A recent report by the American National Academy of Science for the US Justice Department provides details on just how devastating this law and order policy has been. One commentator said that the United States “has gone past the point where the numbers of people in prison can be justified by social benefits” and that imprisonment now is itself “a source of injustice.”
As part of that earlier ruling the court wrote that the scheme
“violated the principle that a person must have the ability to know and meet the case against him, because there was not full disclosure of the government’s case to the named person or any substantial substitute for full disclosure.”
In its Harkat decision of 2014 the Supreme Court passed judgment on the very scheme it recommended to the government in its 2007 Charkaoui decision. A slam dunk for the government.
What is missing from this debate and decision-making by the Court is that any substantial recognition of a Security Certificate issued today means that the named individual will be locked up indefinitely or will be subject to strict release conditions. This is preventative detention.
There have been five such cases since 9/11, and all have been largely based on so-called evidence provided by foreign governments. These governments have not permitted their evidence to be tested in open court and the Canadian courts have been left to evaluate the validity of the evidence and whether or not it is tainted by the use of torture. It is not unreasonable to assume that in the five cases since 2001 torture was used, as the countries of citizenship of the five were Egypt, Algeria, Syria and Morocco.
During the Second World War thousands of Japanese and Italians, many born in Canada, were declared to be enemy aliens and were interned in camps across the country.
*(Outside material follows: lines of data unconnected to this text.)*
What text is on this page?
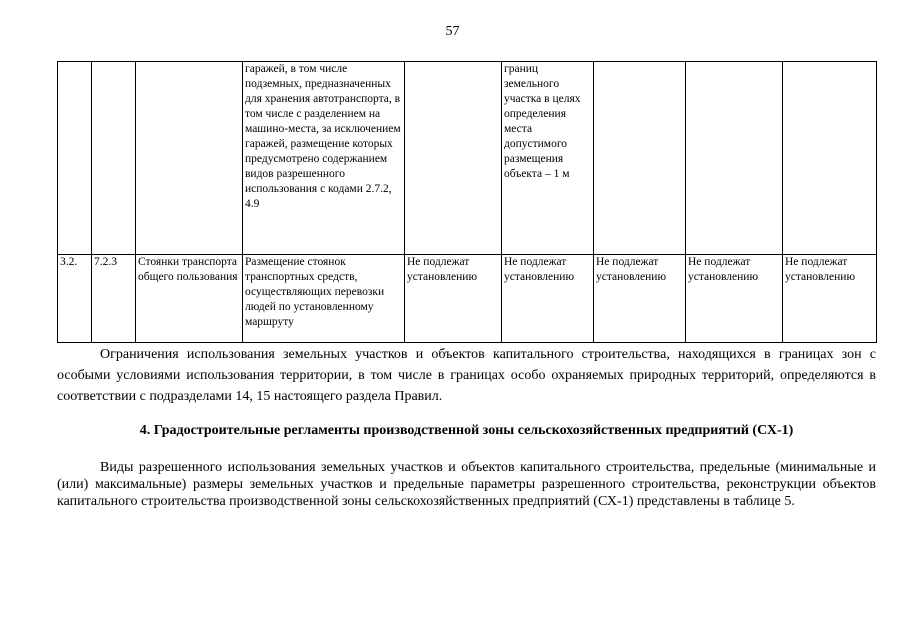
57
			гаражей, в том числе подземных, предназначенных для хранения автотранспорта, в том числе с разделением на машино-места, за исключением гаражей, размещение которых предусмотрено содержанием видов разрешенного использования с кодами 2.7.2, 4.9		границ земельного участка в целях определения места допустимого размещения объекта – 1 м			
3.2.	7.2.3	Стоянки транспорта общего пользования	Размещение стоянок транспортных средств, осуществляющих перевозки людей по установленному маршруту	Не подлежат установлению	Не подлежат установлению	Не подлежат установлению	Не подлежат установлению	Не подлежат установлению

Ограничения использования земельных участков и объектов капитального строительства, находящихся в границах зон с особыми условиями использования территории, в том числе в границах особо охраняемых природных территорий, определяются в соответствии с подразделами 14, 15 настоящего раздела Правил.

4. Градостроительные регламенты производственной зоны сельскохозяйственных предприятий (СХ-1)

Виды разрешенного использования земельных участков и объектов капитального строительства, предельные (минимальные и (или) максимальные) размеры земельных участков и предельные параметры разрешенного строительства, реконструкции объектов капитального строительства производственной зоны сельскохозяйственных предприятий (СХ-1) представлены в таблице 5.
In many of the camps the conditions were such that to be interned was to be given a death sentence.
The legal environment for the Security Certificate cases today has improved in comparison to that of those interned during the wars, but the cases today are surrounded by hysteria and hypocrisy similar to that prevailing decades ago. The detention of almost 500 individuals during the October Crisis of 1970 offers graphic evidence that governments are not to be trusted when faced with security issues they do not understand.
In reading the decision of the chief justice in the Harkat case, I have a strong suspicion that she was not completely convinced of the case she was making for the validity of the Security Certificate against Mr. Harkat. Several times she referred to the fact that the IRPA scheme for Security Advocates “does not provide a perfect process,” obviously a reference to the Court’s 2007 decision in Charkaoui when it stated Security Certificates did not meet the principles of “fundamental justice.”
At a minimum, this glides over a basic tenet of our rule of law system, that an individual has a fundamental right to know the details of the accusations and from where they originate, and to cross examine in open court the officials proffering the evidence. This does not happen, and will not happen, now that the Supreme Court has again legitimized the Security Certificate scheme.
Central to the certificate scheme are the Special Advocates selected by the government to act as intermediaries on behalf of the accused individuals. Surprisingly, the government has been able to find these advocates from among legal professionals and to have them act as the legitimizing force for the Security Certificate scheme.
In an analogous position the American Medical Association has strictly prohibited physicians from participating in legally ordered executions. This policy is widely supported by members of the American medical profession.